There’s a particularly odd bit in the present novel where Amis reprises one of the pieces collected in The Second Plane (2008), which mentions Jihaz al-Haneen, the Iraqi secret police force under Saddam. ‘Jihaz al-Haneen,’ Keith thinks in 2003, ‘translated as the instrument of yearning. The only way the phrase made any sense to him was as a description of the human body.’ Some pages later, Keith, 1970 version, is snooping around in the Italian castle, lusting as usual after Scheherazade and her breasts. ‘It was everything and nothing, it subsumed death and infinity – what to do with the instrument of yearning?’ It’s not clear if the author is aware of the irony or, if he is, what he thinks he’s doing with it. Amis could chuck more or less anything on a piece of paper and it would look good and seem to be interesting, up to a certain point. Beyond that, though, I can’t really say I know what he’s trying to say, and I’m not sure that he does either.
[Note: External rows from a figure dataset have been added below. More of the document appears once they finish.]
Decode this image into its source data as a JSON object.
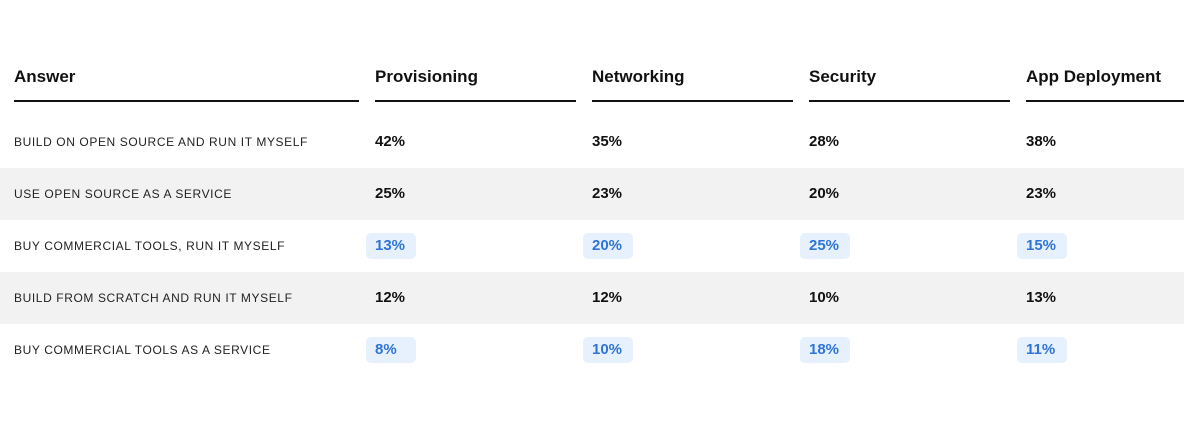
{
  "chart_data": {
    "type": "table",
    "columns": [
      "Answer",
      "Provisioning",
      "Networking",
      "Security",
      "App Deployment"
    ],
    "rows": [
      {
        "label": "BUILD ON OPEN SOURCE AND RUN IT MYSELF",
        "values": [
          "42%",
          "35%",
          "28%",
          "38%"
        ],
        "highlight": false
      },
      {
        "label": "USE OPEN SOURCE AS A SERVICE",
        "values": [
          "25%",
          "23%",
          "20%",
          "23%"
        ],
        "highlight": false
      },
      {
        "label": "BUY COMMERCIAL TOOLS, RUN IT MYSELF",
        "values": [
          "13%",
          "20%",
          "25%",
          "15%"
        ],
        "highlight": true
      },
      {
        "label": "BUILD FROM SCRATCH AND RUN IT MYSELF",
        "values": [
          "12%",
          "12%",
          "10%",
          "13%"
        ],
        "highlight": false
      },
      {
        "label": "BUY COMMERCIAL TOOLS AS A SERVICE",
        "values": [
          "8%",
          "10%",
          "18%",
          "11%"
        ],
        "highlight": true
      }
    ],
    "colors": {
      "highlight_text": "#2f74d6",
      "highlight_bg": "#e6f1fd",
      "alt_row_bg": "#f2f2f2"
    }
  }
}
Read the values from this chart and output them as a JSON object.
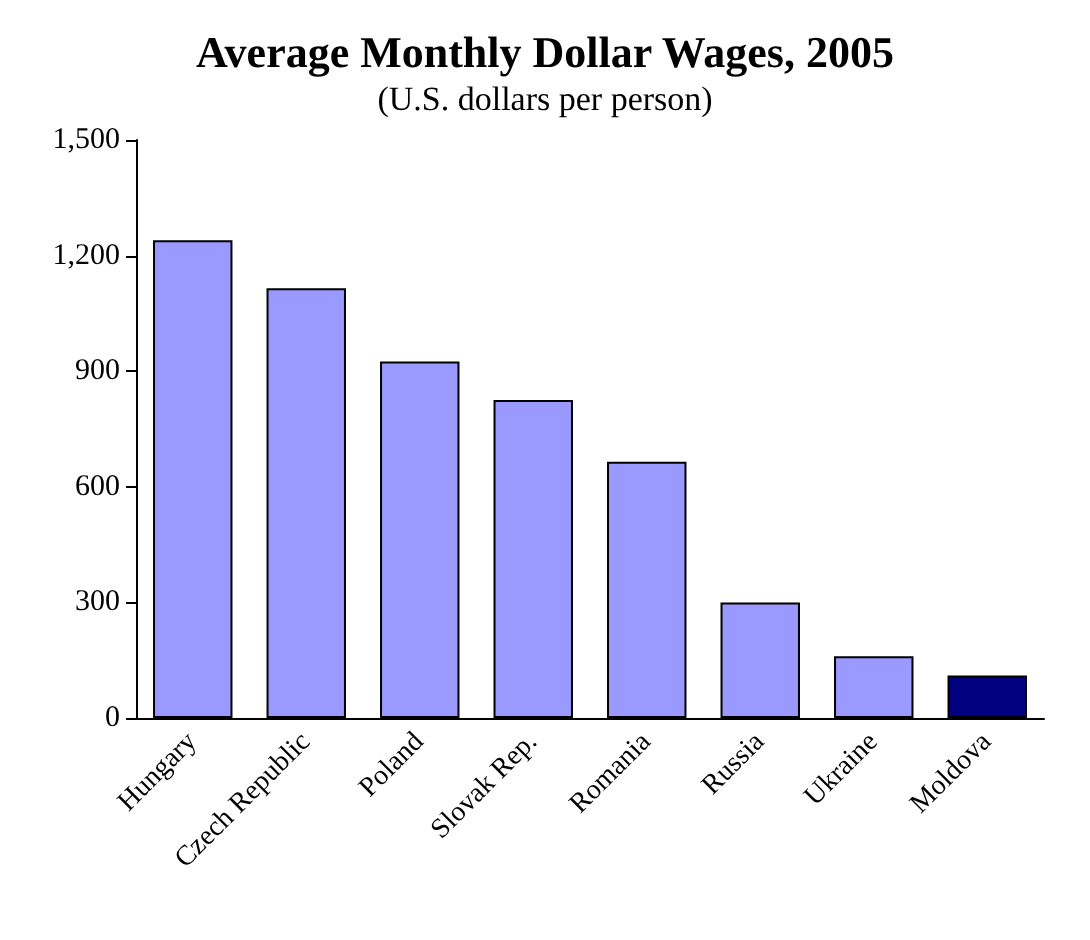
{
  "chart_data": {
    "type": "bar",
    "title": "Average Monthly Dollar Wages, 2005",
    "subtitle": "(U.S. dollars per person)",
    "categories": [
      "Hungary",
      "Czech Republic",
      "Poland",
      "Slovak Rep.",
      "Romania",
      "Russia",
      "Ukraine",
      "Moldova"
    ],
    "values": [
      1240,
      1115,
      925,
      825,
      665,
      300,
      160,
      110
    ],
    "colors": [
      "#9999ff",
      "#9999ff",
      "#9999ff",
      "#9999ff",
      "#9999ff",
      "#9999ff",
      "#9999ff",
      "#000080"
    ],
    "ylim": [
      0,
      1500
    ],
    "yticks": [
      0,
      300,
      600,
      900,
      {
        "value": 1200,
        "label": "1,200"
      },
      {
        "value": 1500,
        "label": "1,500"
      }
    ],
    "grid": false
  }
}
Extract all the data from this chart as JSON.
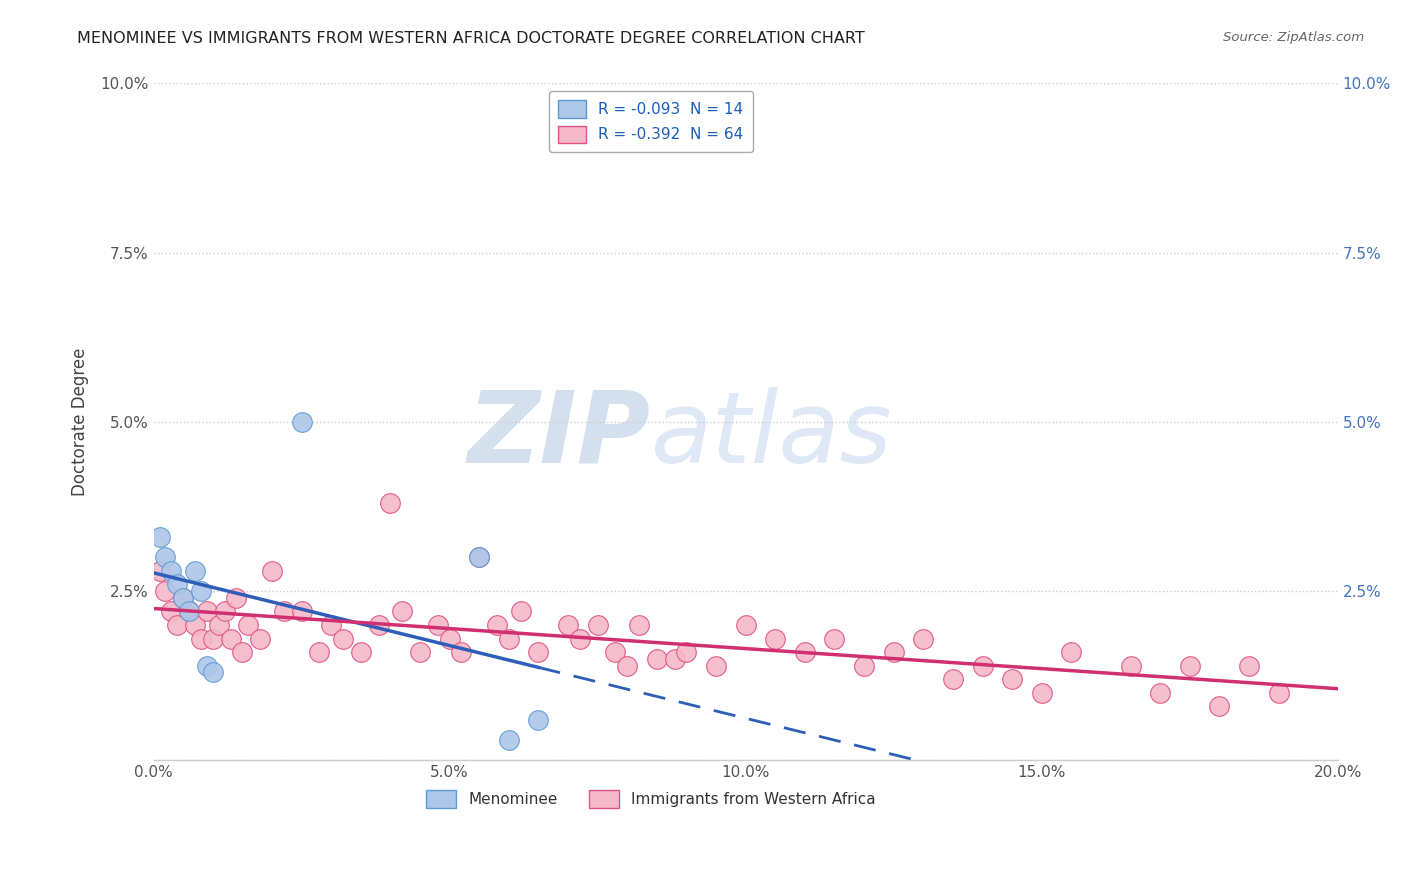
{
  "title": "MENOMINEE VS IMMIGRANTS FROM WESTERN AFRICA DOCTORATE DEGREE CORRELATION CHART",
  "source": "Source: ZipAtlas.com",
  "ylabel": "Doctorate Degree",
  "xlim": [
    0.0,
    0.2
  ],
  "ylim": [
    0.0,
    0.1
  ],
  "xticks": [
    0.0,
    0.05,
    0.1,
    0.15,
    0.2
  ],
  "xticklabels": [
    "0.0%",
    "5.0%",
    "10.0%",
    "15.0%",
    "20.0%"
  ],
  "yticks": [
    0.0,
    0.025,
    0.05,
    0.075,
    0.1
  ],
  "yticklabels_left": [
    "",
    "2.5%",
    "5.0%",
    "7.5%",
    "10.0%"
  ],
  "yticklabels_right": [
    "",
    "2.5%",
    "5.0%",
    "7.5%",
    "10.0%"
  ],
  "legend_entries": [
    {
      "label": "R = -0.093  N = 14",
      "color": "#aec6e8",
      "edge": "#5b9bd5"
    },
    {
      "label": "R = -0.392  N = 64",
      "color": "#f4b8c8",
      "edge": "#e05080"
    }
  ],
  "menominee_color": "#aec6e8",
  "menominee_edge": "#5b9bd5",
  "immigrants_color": "#f4b8c8",
  "immigrants_edge": "#e05080",
  "trend_menominee_color": "#2e5eb8",
  "trend_immigrants_color": "#d03070",
  "background_color": "#ffffff",
  "grid_color": "#cccccc",
  "watermark_zip": "ZIP",
  "watermark_atlas": "atlas",
  "watermark_color": "#c8d8f0",
  "right_yaxis_color": "#4472c4",
  "marker_size": 200,
  "menominee_x": [
    0.001,
    0.002,
    0.003,
    0.004,
    0.005,
    0.006,
    0.007,
    0.008,
    0.009,
    0.01,
    0.025,
    0.055,
    0.06,
    0.065
  ],
  "menominee_y": [
    0.033,
    0.03,
    0.028,
    0.026,
    0.024,
    0.022,
    0.028,
    0.025,
    0.014,
    0.013,
    0.05,
    0.03,
    0.003,
    0.006
  ],
  "immigrants_x": [
    0.001,
    0.002,
    0.003,
    0.004,
    0.005,
    0.006,
    0.007,
    0.008,
    0.009,
    0.01,
    0.011,
    0.012,
    0.013,
    0.014,
    0.015,
    0.016,
    0.018,
    0.02,
    0.022,
    0.025,
    0.028,
    0.03,
    0.032,
    0.035,
    0.038,
    0.04,
    0.042,
    0.045,
    0.048,
    0.05,
    0.052,
    0.055,
    0.058,
    0.06,
    0.062,
    0.065,
    0.07,
    0.072,
    0.075,
    0.078,
    0.08,
    0.082,
    0.085,
    0.088,
    0.09,
    0.095,
    0.1,
    0.105,
    0.11,
    0.115,
    0.12,
    0.125,
    0.13,
    0.135,
    0.14,
    0.145,
    0.15,
    0.155,
    0.165,
    0.17,
    0.175,
    0.18,
    0.185,
    0.19
  ],
  "immigrants_y": [
    0.028,
    0.025,
    0.022,
    0.02,
    0.024,
    0.022,
    0.02,
    0.018,
    0.022,
    0.018,
    0.02,
    0.022,
    0.018,
    0.024,
    0.016,
    0.02,
    0.018,
    0.028,
    0.022,
    0.022,
    0.016,
    0.02,
    0.018,
    0.016,
    0.02,
    0.038,
    0.022,
    0.016,
    0.02,
    0.018,
    0.016,
    0.03,
    0.02,
    0.018,
    0.022,
    0.016,
    0.02,
    0.018,
    0.02,
    0.016,
    0.014,
    0.02,
    0.015,
    0.015,
    0.016,
    0.014,
    0.02,
    0.018,
    0.016,
    0.018,
    0.014,
    0.016,
    0.018,
    0.012,
    0.014,
    0.012,
    0.01,
    0.016,
    0.014,
    0.01,
    0.014,
    0.008,
    0.014,
    0.01
  ]
}
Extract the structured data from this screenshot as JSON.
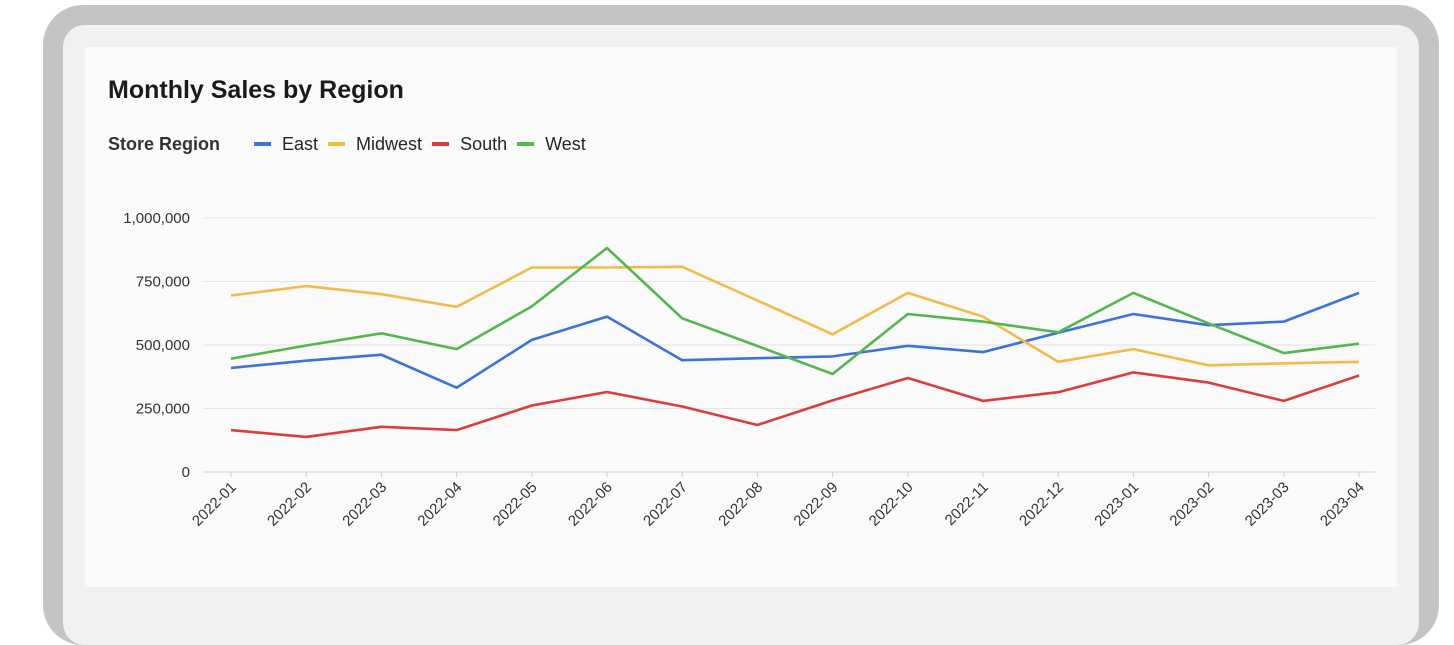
{
  "chart_data": {
    "type": "line",
    "title": "Monthly Sales by Region",
    "legend_title": "Store Region",
    "legend_position": "top-left",
    "grid": true,
    "xlabel": "",
    "ylabel": "",
    "ylim": [
      0,
      1000000
    ],
    "yticks": [
      0,
      250000,
      500000,
      750000,
      1000000
    ],
    "ytick_labels": [
      "0",
      "250,000",
      "500,000",
      "750,000",
      "1,000,000"
    ],
    "x": [
      "2022-01",
      "2022-02",
      "2022-03",
      "2022-04",
      "2022-05",
      "2022-06",
      "2022-07",
      "2022-08",
      "2022-09",
      "2022-10",
      "2022-11",
      "2022-12",
      "2023-01",
      "2023-02",
      "2023-03",
      "2023-04"
    ],
    "series": [
      {
        "name": "East",
        "color": "#3b73d9",
        "values": [
          410000,
          438000,
          462000,
          332000,
          520000,
          612000,
          440000,
          448000,
          455000,
          497000,
          472000,
          548000,
          622000,
          578000,
          592000,
          705000
        ]
      },
      {
        "name": "Midwest",
        "color": "#f2bb49",
        "values": [
          695000,
          732000,
          700000,
          650000,
          805000,
          805000,
          808000,
          675000,
          542000,
          705000,
          612000,
          434000,
          484000,
          420000,
          428000,
          434000
        ]
      },
      {
        "name": "South",
        "color": "#dc3d3b",
        "values": [
          165000,
          138000,
          178000,
          165000,
          262000,
          315000,
          258000,
          185000,
          282000,
          370000,
          280000,
          314000,
          392000,
          352000,
          280000,
          380000
        ]
      },
      {
        "name": "West",
        "color": "#52b84b",
        "values": [
          446000,
          498000,
          546000,
          484000,
          652000,
          882000,
          605000,
          496000,
          386000,
          622000,
          592000,
          550000,
          705000,
          585000,
          468000,
          505000
        ]
      }
    ]
  }
}
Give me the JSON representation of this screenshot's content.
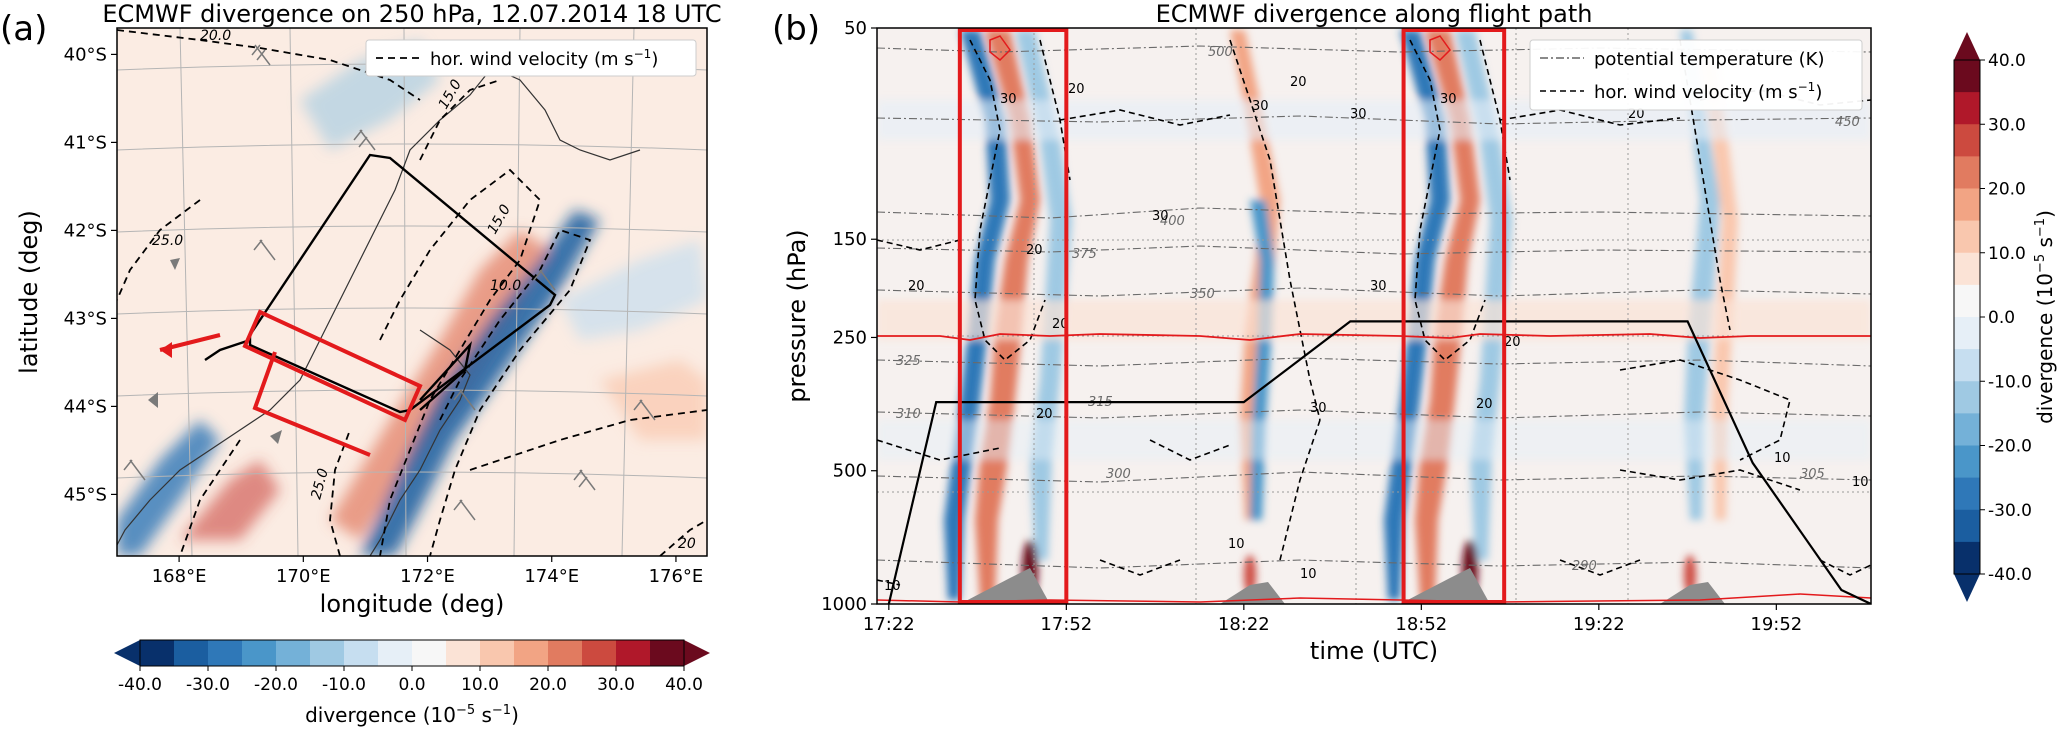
{
  "colors": {
    "div_scale": [
      "#08306b",
      "#1b5ea0",
      "#2f78b8",
      "#4a96c9",
      "#74b1d8",
      "#9fc9e3",
      "#c6def0",
      "#e6eff7",
      "#f7f7f7",
      "#fbe3d6",
      "#f9c7ae",
      "#f2a484",
      "#e17b60",
      "#cc4a3f",
      "#b0182a",
      "#6b0a1e"
    ],
    "flight_track": "#000000",
    "highlight_box": "#e31a1c",
    "tropopause": "#e31a1c",
    "orography": "#8c8c8c"
  },
  "chart_data": [
    {
      "panel": "(a)",
      "type": "heatmap",
      "title": "ECMWF divergence on 250 hPa, 12.07.2014 18 UTC",
      "xlabel": "longitude (deg)",
      "ylabel": "latitude (deg)",
      "x_ticks": [
        "168°E",
        "170°E",
        "172°E",
        "174°E",
        "176°E"
      ],
      "x_tick_values": [
        168,
        170,
        172,
        174,
        176
      ],
      "y_ticks": [
        "40°S",
        "41°S",
        "42°S",
        "43°S",
        "44°S",
        "45°S"
      ],
      "y_tick_values": [
        -40,
        -41,
        -42,
        -43,
        -44,
        -45
      ],
      "xlim": [
        167,
        176.5
      ],
      "ylim": [
        -45.7,
        -39.7
      ],
      "legend": [
        {
          "name": "hor. wind velocity (m s$^{-1}$)",
          "style": "dashed"
        }
      ],
      "legend_label": "hor. wind velocity (m s",
      "legend_sup": "−1",
      "legend_close": ")",
      "contour_labels": [
        "20.0",
        "15.0",
        "25.0",
        "15.0",
        "10.0",
        "25.0",
        "20"
      ],
      "colorbar": {
        "label": "divergence (10",
        "label_sup": "−5",
        "label_unit": " s",
        "label_sup2": "−1",
        "label_close": ")",
        "ticks": [
          "-40.0",
          "-30.0",
          "-20.0",
          "-10.0",
          "0.0",
          "10.0",
          "20.0",
          "30.0",
          "40.0"
        ],
        "range": [
          -40,
          40
        ]
      }
    },
    {
      "panel": "(b)",
      "type": "heatmap",
      "title": "ECMWF divergence along flight path",
      "xlabel": "time (UTC)",
      "ylabel": "pressure (hPa)",
      "x_ticks": [
        "17:22",
        "17:52",
        "18:22",
        "18:52",
        "19:22",
        "19:52"
      ],
      "x_tick_values_min": [
        0,
        30,
        60,
        90,
        120,
        150
      ],
      "xlim_min": [
        -2,
        166
      ],
      "y_ticks": [
        "50",
        "150",
        "250",
        "500",
        "1000"
      ],
      "y_tick_values": [
        50,
        150,
        250,
        500,
        1000
      ],
      "ylim": [
        1000,
        50
      ],
      "y_scale": "log",
      "legend": [
        {
          "name": "potential temperature (K)",
          "style": "dashdot"
        },
        {
          "name": "hor. wind velocity (m s$^{-1}$)",
          "style": "dashed"
        }
      ],
      "legend_pt": "potential temperature (K)",
      "legend_wind": "hor. wind velocity (m s",
      "legend_sup": "−1",
      "legend_close": ")",
      "theta_labels": [
        "500",
        "450",
        "400",
        "375",
        "350",
        "325",
        "315",
        "310",
        "305",
        "300",
        "290"
      ],
      "wind_labels": [
        "30",
        "20",
        "30",
        "20",
        "30",
        "20",
        "20",
        "30",
        "30",
        "20",
        "20",
        "20",
        "30",
        "20",
        "30",
        "10",
        "10",
        "10",
        "10",
        "10",
        "20"
      ],
      "flight_profile": {
        "time_min": [
          0,
          8,
          60,
          78,
          82,
          135,
          146,
          161,
          166
        ],
        "pressure_hpa": [
          1000,
          350,
          350,
          230,
          230,
          230,
          480,
          930,
          1000
        ]
      },
      "highlight_windows_min": [
        [
          12,
          30
        ],
        [
          87,
          104
        ]
      ],
      "tropopause_hpa": 250,
      "colorbar": {
        "label": "divergence (10",
        "label_sup": "−5",
        "label_unit": " s",
        "label_sup2": "−1",
        "label_close": ")",
        "ticks": [
          "40.0",
          "30.0",
          "20.0",
          "10.0",
          "0.0",
          "-10.0",
          "-20.0",
          "-30.0",
          "-40.0"
        ],
        "range": [
          -40,
          40
        ]
      }
    }
  ]
}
Let’s end instead on an airy quote-stab. So what about Keith’s and – who knows – maybe Amis’s final word on feminism, which seems to be that men and women need to make domestic duties work ‘fiftyfifty’ between them:
Everyone, now, was talking about torture. Well, Keith would be easy to torture. Make him show up at a PTA meeting, make him spend 15 minutes with his accountant, make him go with a list to Marks & Spencer – and he’d tell you everything he knew … Keith, in 2009, felt that boredom was as strong as hate.